Apple shipped agentic coding in Xcode last week. GitHub's Agentic Workflows let you write automation in plain Markdown. Claude Code can take a task and run for hours, making multi-file changes, running tests, and iterating autonomously. The developer productivity revolution is no longer coming — it arrived.
But here's the question nobody's asking: when your AI agents can ship a feature in an afternoon, who's managing the 47 tickets they generate along the way?
The output problem
The conversation around AI coding tools has been almost entirely about speed. And the numbers are real — teams report 25-50% improvements on routine coding, debugging, and documentation. But speed without direction is just chaos moving faster.
Consider what a coding agent actually does during a multi-hour session: it breaks down a feature into sub-tasks, makes architectural decisions about file structure, discovers edge cases, creates TODO comments for things it can't resolve, and sometimes opens follow-up issues. That's not just code output — it's project management output that nobody planned for.
A developer using Copilot or Claude Code might generate more context in a day than a PM can process in a week. New files, changed interfaces, dependency decisions, technical debt markers — all of it needs to be tracked, connected, and prioritized.
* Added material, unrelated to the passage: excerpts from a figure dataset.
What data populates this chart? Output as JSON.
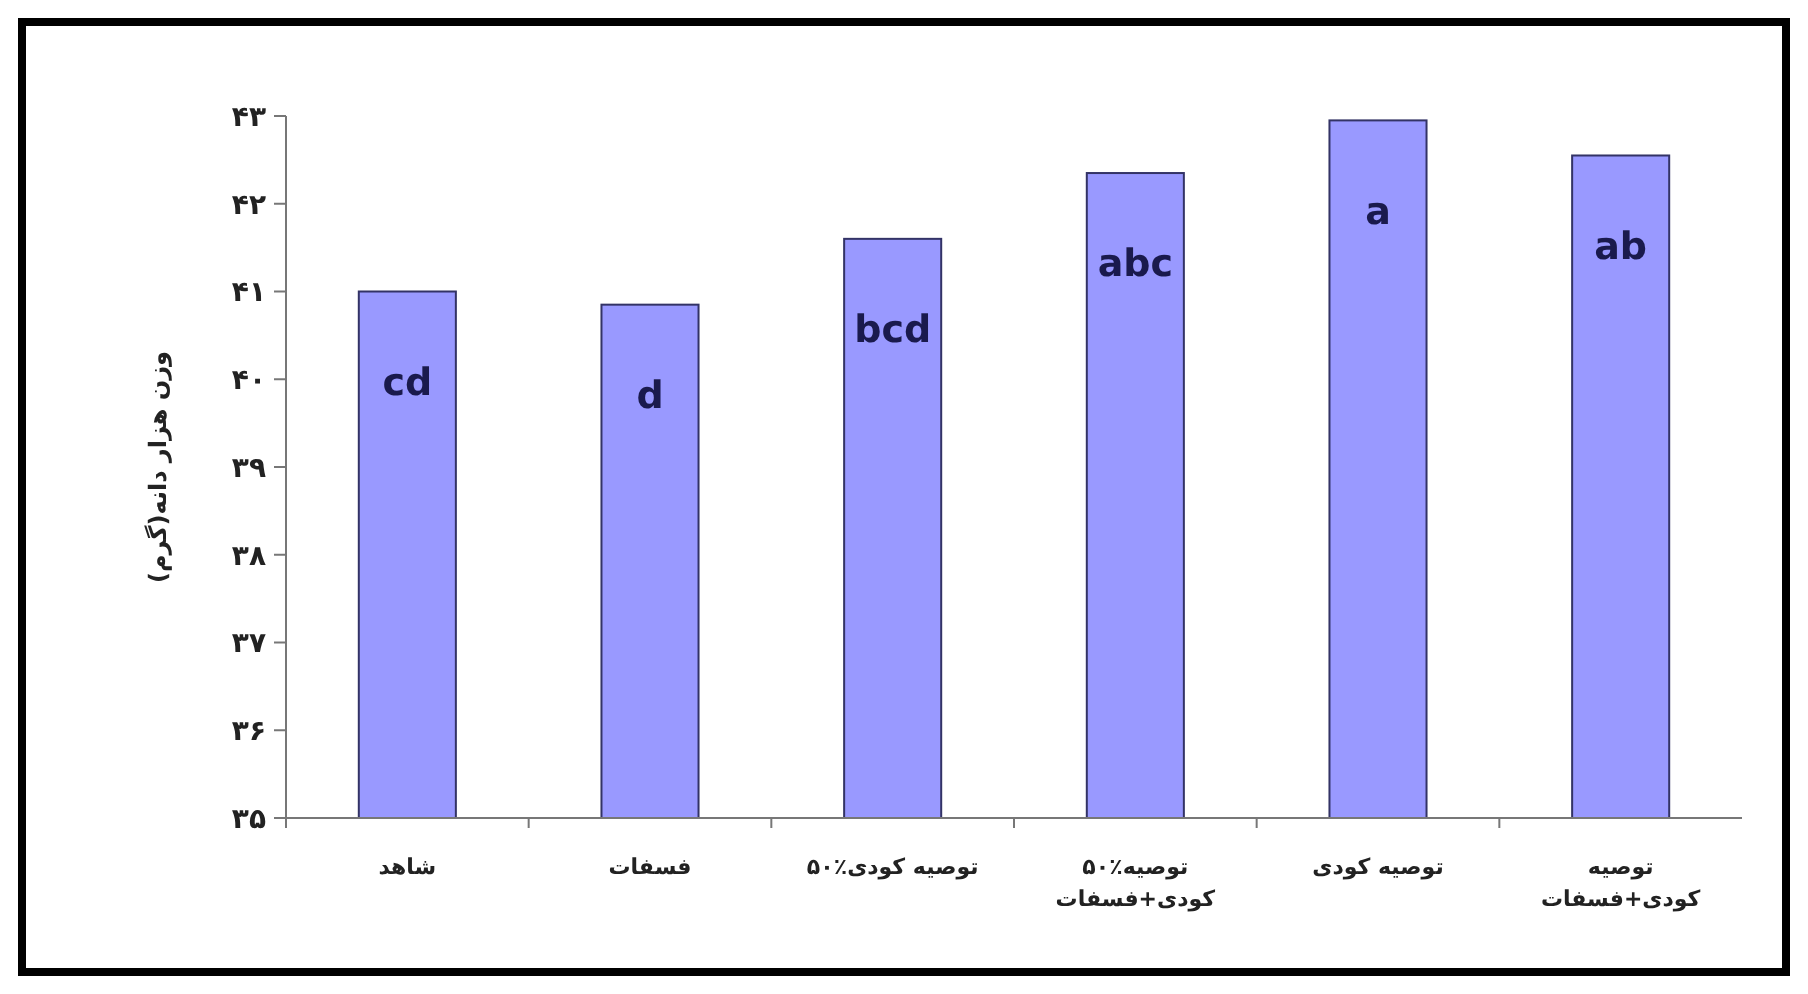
{
  "chart_data": {
    "type": "bar",
    "ylabel": "وزن هزار دانه(گرم)",
    "categories": [
      "شاهد",
      "فسفات",
      "۵۰٪توصیه کودی",
      "۵۰٪توصیه کودی+فسفات",
      "توصیه کودی",
      "توصیه کودی+فسفات"
    ],
    "values": [
      41.0,
      40.85,
      41.6,
      42.35,
      42.95,
      42.55
    ],
    "color": "#9999ff",
    "ylim": [
      35,
      43
    ],
    "yticks": [
      {
        "value": 35,
        "label": "۳۵"
      },
      {
        "value": 36,
        "label": "۳۶"
      },
      {
        "value": 37,
        "label": "۳۷"
      },
      {
        "value": 38,
        "label": "۳۸"
      },
      {
        "value": 39,
        "label": "۳۹"
      },
      {
        "value": 40,
        "label": "۴۰"
      },
      {
        "value": 41,
        "label": "۴۱"
      },
      {
        "value": 42,
        "label": "۴۲"
      },
      {
        "value": 43,
        "label": "۴۳"
      }
    ],
    "annotations": [
      {
        "text": "cd",
        "x": "شاهد",
        "y": 41.0
      },
      {
        "text": "d",
        "x": "فسفات",
        "y": 40.85
      },
      {
        "text": "bcd",
        "x": "۵۰٪توصیه کودی",
        "y": 41.6
      },
      {
        "text": "abc",
        "x": "۵۰٪توصیه کودی+فسفات",
        "y": 42.35
      },
      {
        "text": "a",
        "x": "توصیه کودی",
        "y": 42.95
      },
      {
        "text": "ab",
        "x": "توصیه کودی+فسفات",
        "y": 42.55
      }
    ],
    "grid": false
  }
}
Your Linear board doesn't know that the agent just refactored the auth module in a way that affects three other tickets.
The tools gap
Here's what's interesting about the current tool landscape: coding agents are getting smarter, but the PM layer connecting them to the rest of the team hasn't evolved at all.
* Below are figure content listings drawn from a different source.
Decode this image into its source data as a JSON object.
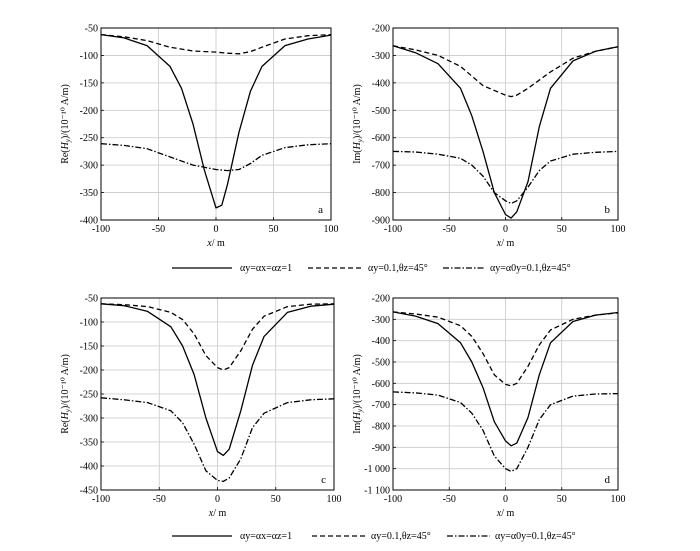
{
  "figure": {
    "legend_row_1": [
      "αy=αx=αz=1",
      "αy=0.1,θz=45°",
      "αy=α0y=0.1,θz=45°"
    ],
    "legend_row_2": [
      "αy=αx=αz=1",
      "αy=0.1,θz=45°",
      "αy=α0y=0.1,θz=45°"
    ]
  },
  "chart_data": [
    {
      "type": "line",
      "panel_label": "a",
      "xlabel": "x/ m",
      "ylabel": "Re(Hy)/(10⁻¹⁰ A/m)",
      "xlim": [
        -100,
        100
      ],
      "ylim": [
        -400,
        -50
      ],
      "xticks": [
        -100,
        -50,
        0,
        50,
        100
      ],
      "yticks": [
        -50,
        -100,
        -150,
        -200,
        -250,
        -300,
        -350,
        -400
      ],
      "ytick_labels": [
        "-50",
        "-100",
        "-150",
        "-200",
        "-250",
        "-300",
        "-350",
        "-400"
      ],
      "grid": true,
      "series": [
        {
          "name": "αy=αx=αz=1",
          "style": "solid",
          "x": [
            -100,
            -80,
            -60,
            -40,
            -30,
            -20,
            -10,
            0,
            5,
            10,
            20,
            30,
            40,
            60,
            80,
            100
          ],
          "values": [
            -62,
            -68,
            -82,
            -120,
            -160,
            -225,
            -310,
            -378,
            -373,
            -335,
            -240,
            -165,
            -120,
            -82,
            -70,
            -63
          ]
        },
        {
          "name": "αy=0.1,θz=45°",
          "style": "dash",
          "x": [
            -100,
            -80,
            -60,
            -40,
            -20,
            0,
            10,
            20,
            30,
            40,
            60,
            80,
            100
          ],
          "values": [
            -62,
            -66,
            -73,
            -85,
            -92,
            -94,
            -96,
            -97,
            -93,
            -85,
            -70,
            -64,
            -62
          ]
        },
        {
          "name": "αy=α0y=0.1,θz=45°",
          "style": "dashdot",
          "x": [
            -100,
            -80,
            -60,
            -40,
            -20,
            0,
            10,
            20,
            30,
            40,
            60,
            80,
            100
          ],
          "values": [
            -261,
            -264,
            -270,
            -285,
            -300,
            -308,
            -310,
            -308,
            -297,
            -282,
            -268,
            -263,
            -261
          ]
        }
      ]
    },
    {
      "type": "line",
      "panel_label": "b",
      "xlabel": "x/ m",
      "ylabel": "Im(Hy)/(10⁻¹⁰ A/m)",
      "xlim": [
        -100,
        100
      ],
      "ylim": [
        -900,
        -200
      ],
      "xticks": [
        -100,
        -50,
        0,
        50,
        100
      ],
      "yticks": [
        -200,
        -300,
        -400,
        -500,
        -600,
        -700,
        -800,
        -900
      ],
      "ytick_labels": [
        "-200",
        "-300",
        "-400",
        "-500",
        "-600",
        "-700",
        "-800",
        "-900"
      ],
      "grid": true,
      "series": [
        {
          "name": "αy=αx=αz=1",
          "style": "solid",
          "x": [
            -100,
            -80,
            -60,
            -40,
            -30,
            -20,
            -10,
            0,
            5,
            10,
            20,
            30,
            40,
            60,
            80,
            100
          ],
          "values": [
            -265,
            -290,
            -330,
            -420,
            -520,
            -650,
            -800,
            -880,
            -893,
            -870,
            -760,
            -560,
            -420,
            -320,
            -285,
            -268
          ]
        },
        {
          "name": "αy=0.1,θz=45°",
          "style": "dash",
          "x": [
            -100,
            -80,
            -60,
            -40,
            -20,
            0,
            5,
            10,
            20,
            40,
            60,
            80,
            100
          ],
          "values": [
            -265,
            -280,
            -300,
            -340,
            -410,
            -445,
            -450,
            -445,
            -420,
            -360,
            -310,
            -285,
            -268
          ]
        },
        {
          "name": "αy=α0y=0.1,θz=45°",
          "style": "dashdot",
          "x": [
            -100,
            -80,
            -60,
            -40,
            -30,
            -20,
            -10,
            0,
            5,
            10,
            20,
            30,
            40,
            60,
            80,
            100
          ],
          "values": [
            -650,
            -652,
            -660,
            -675,
            -700,
            -740,
            -800,
            -830,
            -840,
            -830,
            -780,
            -720,
            -685,
            -660,
            -653,
            -650
          ]
        }
      ]
    },
    {
      "type": "line",
      "panel_label": "c",
      "xlabel": "x/ m",
      "ylabel": "Re(Hy)/(10⁻¹⁰ A/m)",
      "xlim": [
        -100,
        100
      ],
      "ylim": [
        -450,
        -50
      ],
      "xticks": [
        -100,
        -50,
        0,
        50,
        100
      ],
      "yticks": [
        -50,
        -100,
        -150,
        -200,
        -250,
        -300,
        -350,
        -400,
        -450
      ],
      "ytick_labels": [
        "-50",
        "-100",
        "-150",
        "-200",
        "-250",
        "-300",
        "-350",
        "-400",
        "-450"
      ],
      "grid": true,
      "series": [
        {
          "name": "αy=αx=αz=1",
          "style": "solid",
          "x": [
            -100,
            -80,
            -60,
            -40,
            -30,
            -20,
            -10,
            0,
            5,
            10,
            20,
            30,
            40,
            60,
            80,
            100
          ],
          "values": [
            -62,
            -66,
            -78,
            -110,
            -150,
            -210,
            -300,
            -370,
            -378,
            -365,
            -285,
            -190,
            -130,
            -80,
            -67,
            -63
          ]
        },
        {
          "name": "αy=0.1,θz=45°",
          "style": "dash",
          "x": [
            -100,
            -80,
            -60,
            -40,
            -30,
            -20,
            -10,
            0,
            5,
            10,
            20,
            30,
            40,
            60,
            80,
            100
          ],
          "values": [
            -62,
            -64,
            -68,
            -80,
            -95,
            -125,
            -170,
            -195,
            -200,
            -195,
            -160,
            -115,
            -88,
            -68,
            -63,
            -62
          ]
        },
        {
          "name": "αy=α0y=0.1,θz=45°",
          "style": "dashdot",
          "x": [
            -100,
            -80,
            -60,
            -40,
            -30,
            -20,
            -10,
            0,
            5,
            10,
            20,
            30,
            40,
            60,
            80,
            100
          ],
          "values": [
            -258,
            -262,
            -268,
            -285,
            -310,
            -355,
            -410,
            -430,
            -432,
            -425,
            -385,
            -320,
            -290,
            -268,
            -262,
            -260
          ]
        }
      ]
    },
    {
      "type": "line",
      "panel_label": "d",
      "xlabel": "x/ m",
      "ylabel": "Im(Hy)/(10⁻¹⁰ A/m)",
      "xlim": [
        -100,
        100
      ],
      "ylim": [
        -1100,
        -200
      ],
      "xticks": [
        -100,
        -50,
        0,
        50,
        100
      ],
      "yticks": [
        -200,
        -300,
        -400,
        -500,
        -600,
        -700,
        -800,
        -900,
        -1000,
        -1100
      ],
      "ytick_labels": [
        "-200",
        "-300",
        "-400",
        "-500",
        "-600",
        "-700",
        "-800",
        "-900",
        "-1 000",
        "-1 100"
      ],
      "grid": true,
      "series": [
        {
          "name": "αy=αx=αz=1",
          "style": "solid",
          "x": [
            -100,
            -80,
            -60,
            -40,
            -30,
            -20,
            -10,
            0,
            5,
            10,
            20,
            30,
            40,
            60,
            80,
            100
          ],
          "values": [
            -265,
            -285,
            -320,
            -410,
            -500,
            -620,
            -780,
            -870,
            -893,
            -880,
            -760,
            -560,
            -410,
            -310,
            -280,
            -268
          ]
        },
        {
          "name": "αy=0.1,θz=45°",
          "style": "dash",
          "x": [
            -100,
            -80,
            -60,
            -40,
            -30,
            -20,
            -10,
            0,
            5,
            10,
            20,
            30,
            40,
            60,
            80,
            100
          ],
          "values": [
            -265,
            -275,
            -290,
            -330,
            -380,
            -460,
            -560,
            -605,
            -612,
            -600,
            -520,
            -420,
            -350,
            -300,
            -280,
            -270
          ]
        },
        {
          "name": "αy=α0y=0.1,θz=45°",
          "style": "dashdot",
          "x": [
            -100,
            -80,
            -60,
            -40,
            -30,
            -20,
            -10,
            0,
            5,
            10,
            20,
            30,
            40,
            60,
            80,
            100
          ],
          "values": [
            -640,
            -645,
            -655,
            -690,
            -740,
            -820,
            -940,
            -1000,
            -1013,
            -1000,
            -900,
            -770,
            -700,
            -660,
            -650,
            -648
          ]
        }
      ]
    }
  ]
}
Linear just expanded its MCP server with initiatives, milestones, and project updates — a good step toward making project data accessible to AI tools. GitHub's new Agentic Workflows let you write automation in Markdown instead of YAML. These are real improvements. But they're solving for individual tool intelligence, not cross-tool intelligence.
The PM still has to be the human router between what the agent built (GitHub), what the team discussed (Slack), and what the roadmap says (Linear). That routing job — connecting context across three tools — is exactly the kind of work that gets slower as agent output speeds up.
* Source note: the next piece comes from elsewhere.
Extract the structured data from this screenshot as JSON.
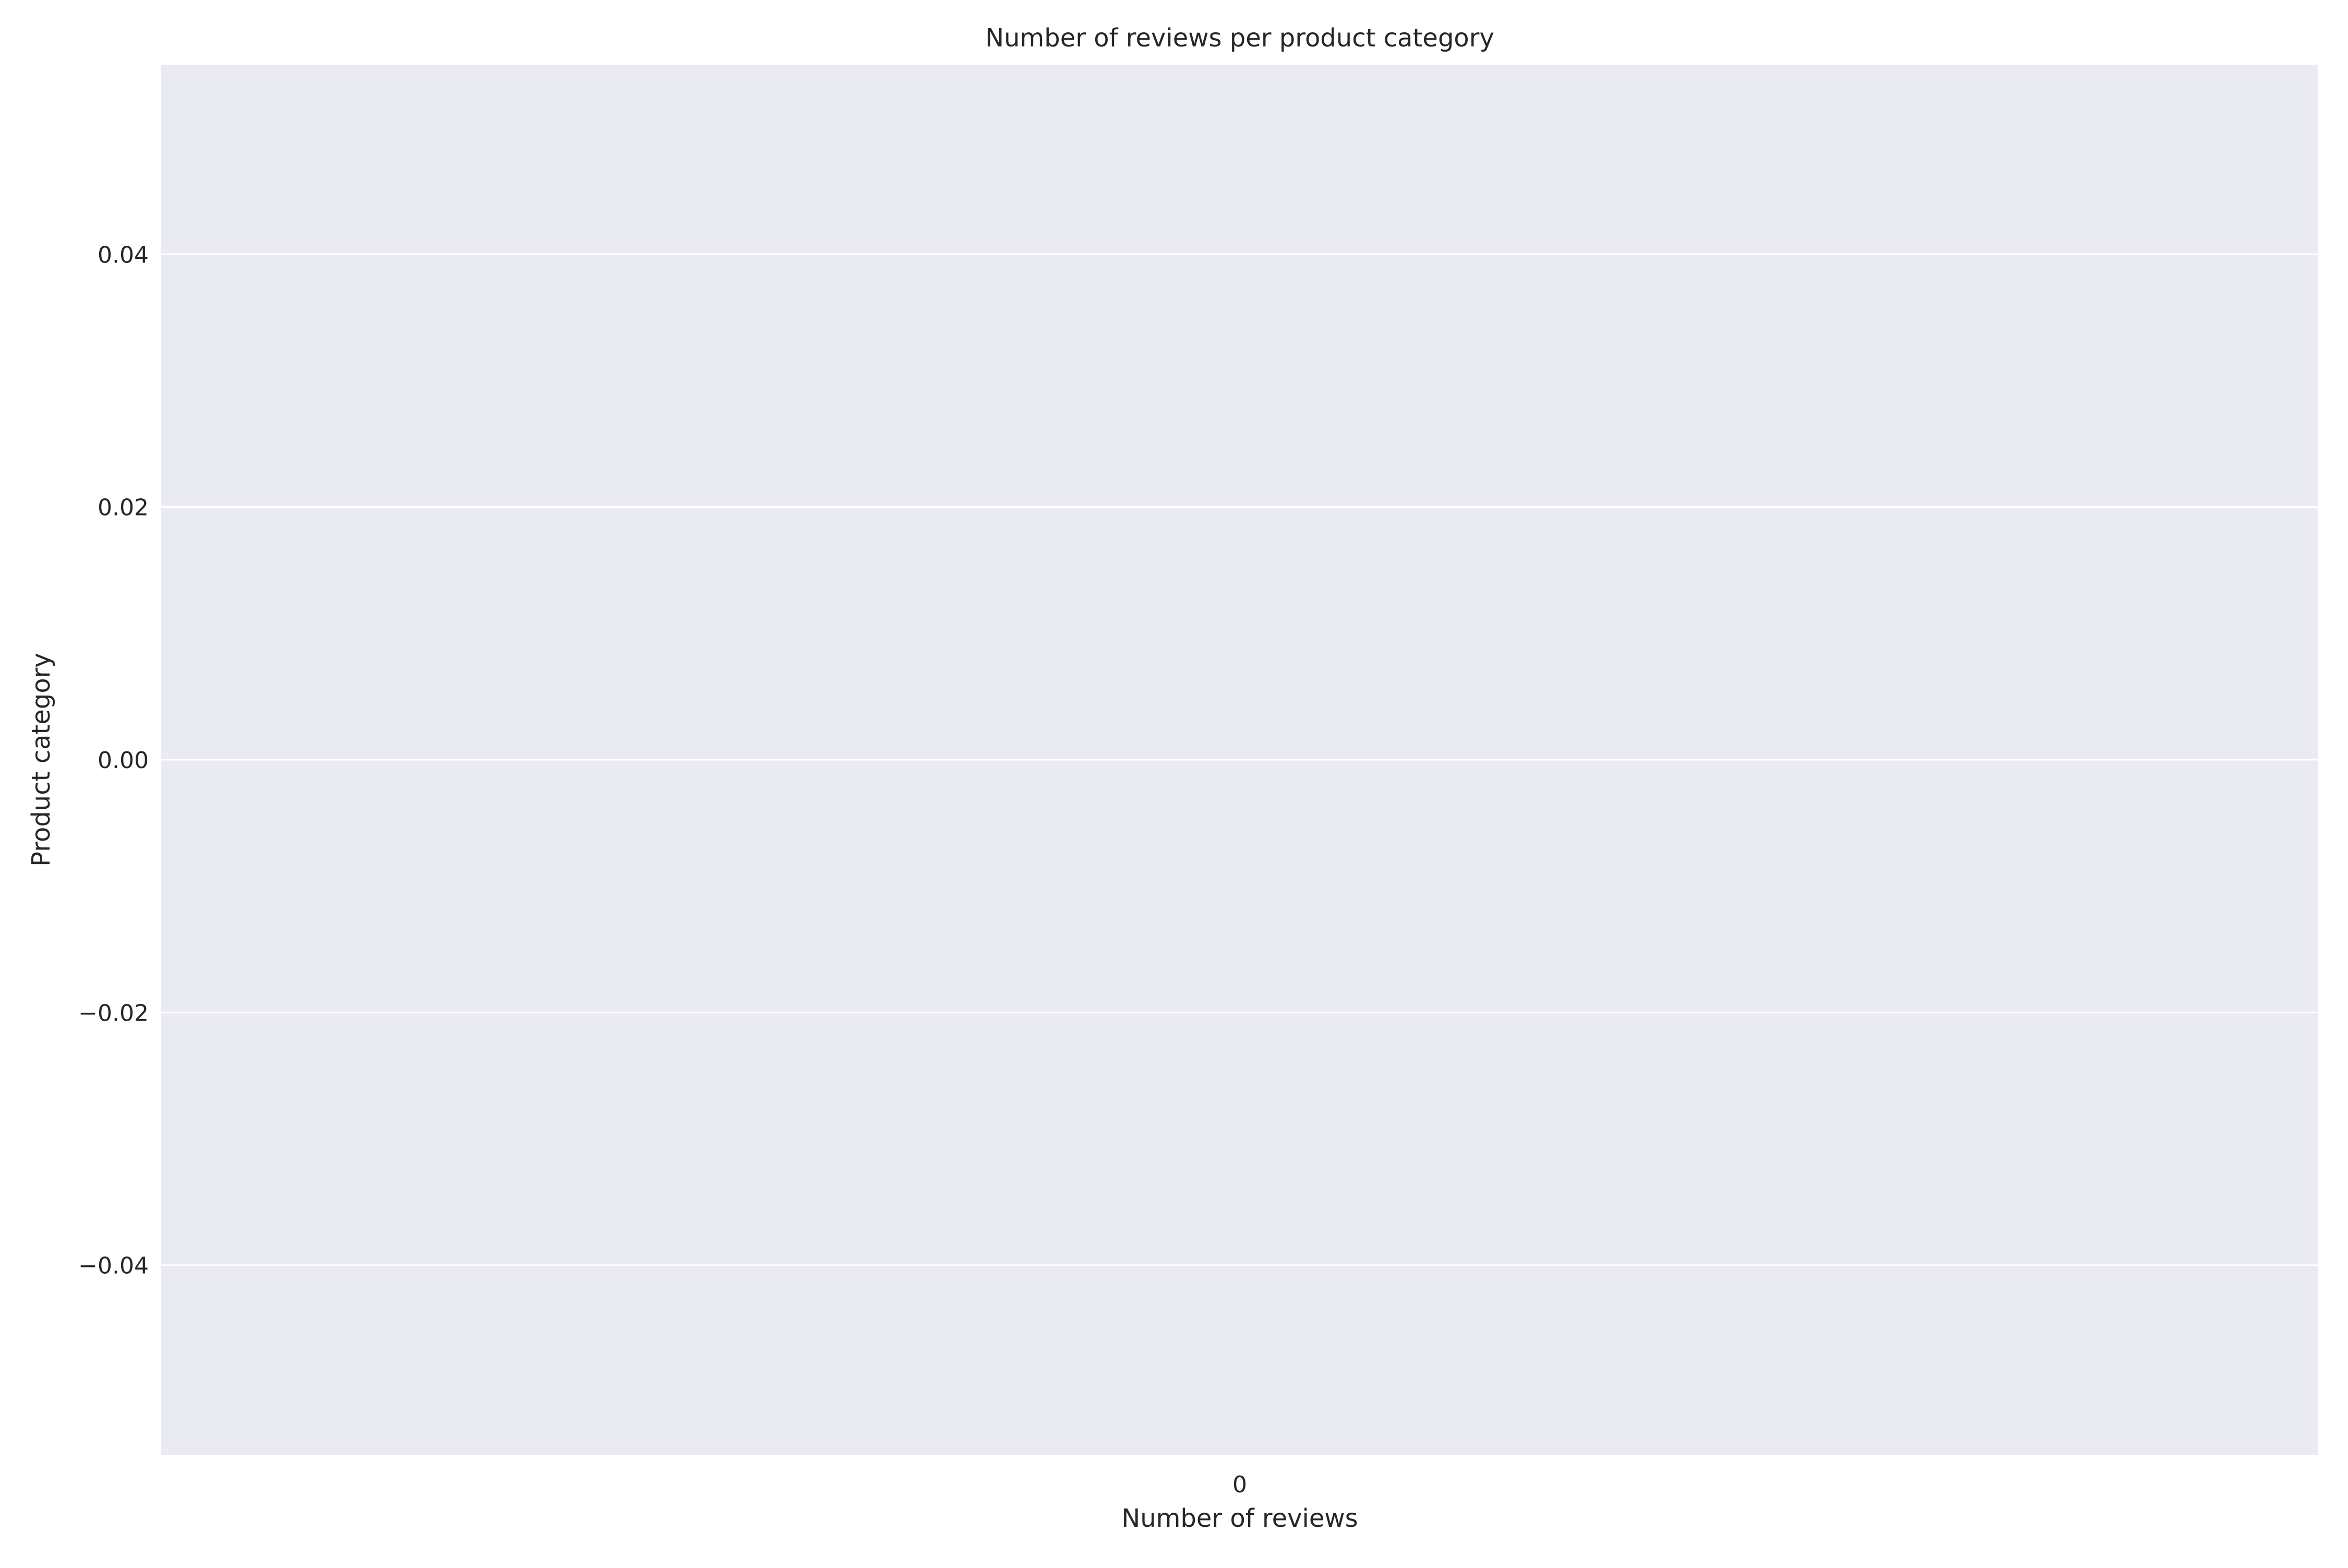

CNBC recently tested vibe-coding by having a non-developer build a project management app replacement in under an hour for about $10 in compute. The demo was impressive. But it also perfectly illustrates the gap: building software is getting trivially cheap. Understanding what to build, why, and how it connects to everything else — that's the hard part.
Why product intelligence matters more now
The bottleneck was never typing speed. It was always context. And as AI agents generate more code, more decisions, and more artifacts, the context problem compounds.
What teams actually need isn't another dashboard that displays agent output. They need product intelligence that connects what the agent did to why the team wanted it done in the first place. Something that reads the Slack thread where the PM described the feature, links it to the Linear milestone it belongs to, understands that the agent's PR touches the same module as three other open tickets, and surfaces that information before it becomes a merge conflict or a duplicated effort.
This is the problem Lisa was built to solve. Not by adding AI to a project management tool, but by building product intelligence that sits across Slack, Linear, and GitHub — connecting conversations to tickets to code. When an agent finishes a session, the issues it creates come with full context: the discovery session that scoped them, the acceptance criteria from the PRD, the dependencies on other work in flight. The PM doesn't have to reconstruct the story. It's already connected.
What this means for your team
If your team is adopting AI coding agents — or planning to — the PM workflow question deserves as much attention as the developer tooling question. A few things worth thinking about:
Start treating agent output as a first-class input to your project management process. When a coding agent generates sub-tasks, TODOs, or architectural decisions, those need to flow into your tracking system with context, not as orphan tickets.
Pay attention to the cross-tool gap. The best coding agent in the world doesn't help if the PM still spends an hour every morning copying context between Slack, GitHub, and Linear. Look for tools that connect these layers, not just tools that make each layer faster.
And watch the automation rate, not just the velocity. Shipping faster only matters if you're shipping the right things. The teams that win in 2026 won't be the ones with the fastest agents — they'll be the ones where every piece of work, human or AI-generated, is connected to a decision that someone actually made.